04 November 2012

The Return to Standard Time


We returned early this morning to Standard Time, and when I awoke this morning the sun was already up and the sky was blue. But now it is five o’clock in the evening and the sky is steel blue and very soon it will turn black and night will occur. I feel a certain calm at the return of Standard Time, the marker of the regular, the standard that occurred first and that represents the order that is disrupted by the change to daylight savings. Perhaps I imagine that the return to Standard Time returns me to some natural rhythm and settles me back into the diurnal, but I know that this idea is a myth. Regardless, time is an artificial imposition, not unlike the padded shoulders on men’s sport coats that are supposed to enhance appearance but add nothing to the body itself, or like the corsets ladies wore to alter their body shapes by stuffing them into those latex prisons. 

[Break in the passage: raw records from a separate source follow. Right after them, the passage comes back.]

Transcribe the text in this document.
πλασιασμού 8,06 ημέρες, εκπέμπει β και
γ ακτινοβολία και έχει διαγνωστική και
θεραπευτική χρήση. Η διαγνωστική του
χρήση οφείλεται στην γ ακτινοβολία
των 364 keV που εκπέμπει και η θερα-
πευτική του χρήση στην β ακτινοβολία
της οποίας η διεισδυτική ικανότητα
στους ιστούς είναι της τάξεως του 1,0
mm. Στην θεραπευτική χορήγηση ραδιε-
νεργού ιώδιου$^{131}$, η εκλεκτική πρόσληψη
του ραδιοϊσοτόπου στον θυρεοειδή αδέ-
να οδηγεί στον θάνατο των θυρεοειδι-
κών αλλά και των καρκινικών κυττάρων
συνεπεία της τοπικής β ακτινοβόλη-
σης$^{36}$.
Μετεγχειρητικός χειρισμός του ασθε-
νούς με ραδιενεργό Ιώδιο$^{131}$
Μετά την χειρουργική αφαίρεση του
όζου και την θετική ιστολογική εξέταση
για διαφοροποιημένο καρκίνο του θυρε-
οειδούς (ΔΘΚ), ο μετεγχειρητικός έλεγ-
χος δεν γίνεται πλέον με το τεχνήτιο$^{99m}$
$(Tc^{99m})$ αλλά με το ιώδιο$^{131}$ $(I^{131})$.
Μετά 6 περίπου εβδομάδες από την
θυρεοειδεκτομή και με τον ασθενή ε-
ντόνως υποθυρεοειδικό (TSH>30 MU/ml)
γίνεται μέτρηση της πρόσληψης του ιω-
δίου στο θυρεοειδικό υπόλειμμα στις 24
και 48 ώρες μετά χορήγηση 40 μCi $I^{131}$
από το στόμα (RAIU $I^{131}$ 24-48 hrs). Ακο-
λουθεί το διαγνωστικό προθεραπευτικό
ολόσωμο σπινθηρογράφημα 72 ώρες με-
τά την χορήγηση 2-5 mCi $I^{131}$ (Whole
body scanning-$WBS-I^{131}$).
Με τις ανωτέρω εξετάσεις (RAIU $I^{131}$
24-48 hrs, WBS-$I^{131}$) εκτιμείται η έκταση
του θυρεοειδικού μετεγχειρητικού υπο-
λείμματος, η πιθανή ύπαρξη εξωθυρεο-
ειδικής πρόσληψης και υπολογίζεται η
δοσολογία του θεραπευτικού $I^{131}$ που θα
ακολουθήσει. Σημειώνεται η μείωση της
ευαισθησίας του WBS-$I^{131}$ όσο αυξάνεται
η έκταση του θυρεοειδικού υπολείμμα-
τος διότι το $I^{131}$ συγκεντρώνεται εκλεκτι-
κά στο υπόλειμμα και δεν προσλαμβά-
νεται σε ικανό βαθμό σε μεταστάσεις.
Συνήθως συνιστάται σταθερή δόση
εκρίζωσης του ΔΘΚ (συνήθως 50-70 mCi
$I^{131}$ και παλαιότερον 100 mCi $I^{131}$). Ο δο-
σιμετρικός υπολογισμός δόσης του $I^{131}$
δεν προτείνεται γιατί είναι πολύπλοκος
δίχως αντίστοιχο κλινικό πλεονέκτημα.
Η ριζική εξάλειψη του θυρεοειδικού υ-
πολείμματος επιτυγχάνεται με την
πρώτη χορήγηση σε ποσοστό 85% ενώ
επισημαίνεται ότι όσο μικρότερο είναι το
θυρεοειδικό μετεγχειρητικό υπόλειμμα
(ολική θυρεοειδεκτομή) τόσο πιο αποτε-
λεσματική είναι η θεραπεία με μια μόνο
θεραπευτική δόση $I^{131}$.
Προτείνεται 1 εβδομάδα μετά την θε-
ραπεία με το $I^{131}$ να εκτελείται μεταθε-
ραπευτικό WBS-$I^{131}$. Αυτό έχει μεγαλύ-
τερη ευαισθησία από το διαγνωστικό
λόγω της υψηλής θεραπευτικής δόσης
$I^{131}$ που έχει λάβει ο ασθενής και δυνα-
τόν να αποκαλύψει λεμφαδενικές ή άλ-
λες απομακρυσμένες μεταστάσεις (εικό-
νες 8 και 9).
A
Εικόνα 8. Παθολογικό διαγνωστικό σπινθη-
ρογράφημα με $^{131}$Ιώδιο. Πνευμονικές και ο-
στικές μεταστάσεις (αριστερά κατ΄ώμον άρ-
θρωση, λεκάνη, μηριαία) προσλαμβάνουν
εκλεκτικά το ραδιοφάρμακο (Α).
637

There is a certain melancholy to the early darkness; for another six weeks the days will grow shorter and the nights longer and at all times the temperature will decrease steadily. I will take out my sweaters and my corduroys, put the gloves in the overcoat pockets, take the hats from the drawers and the wool scarves from their summer resting places. We will make sure that the windows are locked and sealed tightly, and that the doors are wind proofed. Nonetheless, we know the cold will follow us in anyways.
Outside my cabin door, the black cat all day sits but will not yet enter. It is alright: I’ve got all I can take care of now. Perhaps when the chill descends he will change his mind and grace my door.
It is a steady race now to Christmas: the catalogs have already started to arrive. Bah, humbug. And by then the days already grow longer and move steadily back to Daylight Savings Time. The Circle Game.